Клава продолжала говорить. И беленькую называла Ларисой.

Я рассматривал допотопный трехстворчатый шифоньер, большой и пыльный, загородивший окна магазина.

— Берите, товарищ лейтенант. Недорого возьму.

— Пока не требуется, — спокойно ответил я.

— Кур можно держать, — не унималась Клава. — На худой конец — мотоцикл…

Девушки прыснули. Я не знал, что ответить. Похлопал по дверце шкафа и сказал:

— Сколько дерева извели…

— Всю зиму можно топить! — вздохнула Лохова. — Завозят к нам то, что в городе не берут. Разве колхозники хуже городских? Им даже лучшее полагается за хлебушек…

Девушки вышли, и мы остались с продавщицей одни.

— Правильно вы говорите, — подтвердил я.

— А то! — обрадовалась Клава. — Вон, люди недовольные, думают, что я товары сама выбираю…

— Неправда, люди вами довольны, — улыбнулся я. — Всем довольны. Но есть одна загвоздочка…

— Что еще? — насторожилась Клава.

— Вы, я вижу, женщина работящая. А вот муж ваш…

Лицо у Клавы стало суровое. Видимо, не только я говорю ей об этом.

— А что муж? — вспыхнула она. — Что вам мой Тихон сделал плохого?
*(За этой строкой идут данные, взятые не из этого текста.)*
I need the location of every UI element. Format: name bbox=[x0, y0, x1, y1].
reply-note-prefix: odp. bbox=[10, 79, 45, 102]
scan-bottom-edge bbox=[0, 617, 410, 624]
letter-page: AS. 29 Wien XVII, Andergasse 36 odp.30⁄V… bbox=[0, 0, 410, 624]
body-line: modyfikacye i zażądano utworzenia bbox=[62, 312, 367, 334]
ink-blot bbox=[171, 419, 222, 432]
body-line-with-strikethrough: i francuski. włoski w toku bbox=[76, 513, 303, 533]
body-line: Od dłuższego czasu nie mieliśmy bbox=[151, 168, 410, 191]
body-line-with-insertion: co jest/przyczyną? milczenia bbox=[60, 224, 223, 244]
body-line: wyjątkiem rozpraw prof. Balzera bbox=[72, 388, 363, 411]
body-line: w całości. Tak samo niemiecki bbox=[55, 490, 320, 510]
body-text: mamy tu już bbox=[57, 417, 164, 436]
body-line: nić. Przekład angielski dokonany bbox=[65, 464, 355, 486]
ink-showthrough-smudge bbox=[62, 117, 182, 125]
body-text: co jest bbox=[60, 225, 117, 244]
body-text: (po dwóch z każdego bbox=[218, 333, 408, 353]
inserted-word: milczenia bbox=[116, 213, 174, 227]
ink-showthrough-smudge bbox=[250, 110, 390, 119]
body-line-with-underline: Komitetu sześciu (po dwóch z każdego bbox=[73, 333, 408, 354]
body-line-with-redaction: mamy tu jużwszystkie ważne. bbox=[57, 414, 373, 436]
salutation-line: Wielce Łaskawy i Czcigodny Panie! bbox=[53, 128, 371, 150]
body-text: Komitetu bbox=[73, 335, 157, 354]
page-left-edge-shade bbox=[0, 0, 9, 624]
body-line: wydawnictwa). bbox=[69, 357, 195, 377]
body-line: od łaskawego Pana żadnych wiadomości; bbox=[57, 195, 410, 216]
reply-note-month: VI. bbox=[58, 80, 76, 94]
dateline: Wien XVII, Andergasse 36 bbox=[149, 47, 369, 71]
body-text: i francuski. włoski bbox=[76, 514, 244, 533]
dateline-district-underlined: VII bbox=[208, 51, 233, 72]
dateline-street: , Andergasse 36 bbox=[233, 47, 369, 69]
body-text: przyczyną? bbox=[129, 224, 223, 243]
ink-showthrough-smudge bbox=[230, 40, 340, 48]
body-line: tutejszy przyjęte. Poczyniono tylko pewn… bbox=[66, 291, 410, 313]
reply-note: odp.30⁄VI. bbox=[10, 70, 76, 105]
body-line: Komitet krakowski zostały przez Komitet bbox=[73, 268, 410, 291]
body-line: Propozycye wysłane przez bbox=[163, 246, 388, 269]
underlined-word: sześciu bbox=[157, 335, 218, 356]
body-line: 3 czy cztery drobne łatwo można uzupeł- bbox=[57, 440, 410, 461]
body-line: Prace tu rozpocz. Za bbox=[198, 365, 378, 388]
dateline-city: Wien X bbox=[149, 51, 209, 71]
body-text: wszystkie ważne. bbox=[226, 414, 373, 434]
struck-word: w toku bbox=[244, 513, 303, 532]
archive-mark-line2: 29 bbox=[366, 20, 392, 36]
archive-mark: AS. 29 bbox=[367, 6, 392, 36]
— Ничего плохого, — сказал я как можно миролюбивее. — Только ведь у нас все работают. В колхозе рук не хватает.

— У вас есть жена?

— Нет, не обзавелся еще.

— Тогда другое дело, — усмехнулась она, как бы говоря, что я ее не пойму. — Может быть, он больше меня вкалывает.

— Это где же?

— Дома; вот где! И обед приготовит, и детей накормит, а у нас их трое. Приду с работы, руки отваливаются, а он на стол соберет, поухаживает.

— Несерьезно вы говорите, товарищ Лохова. Это не дело для мужчины.

— У нас по закону равноправие, — парировала Клава. — Чи мужик деньги в дом несет, чи баба, не важно стало быть.

— Нет, важно.

— Так что, товарищ участковый, прикажете тогда мне работу бросать? Я несогласная. Работа моя мне нравится, сами говорили, люди не жалуются. А какую пользу в колхозе мой Тихон принесет, еще по воде вилами писано. Уж лучше пускай дома сидит. Моей зарплаты нам хватает. И мужик он вдобавок такой, каждой бабе пожелаю.

Я не знал, что ей возразить. Хорошо, в это время зашла за покупками какая-то бабка.

— И нечего записывать его в тунеядцы, — закончила Клава. — Нассонову я тоже об этом сказала. И всем скажу…

Я поспешил на улицу.

— Зеленый… — проскрипела мне вслед старуха. Я это услышал и выругался про себя. А та добавила: — Но симпатичный.

Тоже ни к чему, раз речь идет об официальном лице.

Я пошел к сельисполкому, размышляя о словах Лоховой. Действительно, придраться к ней было трудно. Рассуждала она логично. Как поступать в таких случаях? Не знаю. Но поговорить с Тихоном надо. Только с умом.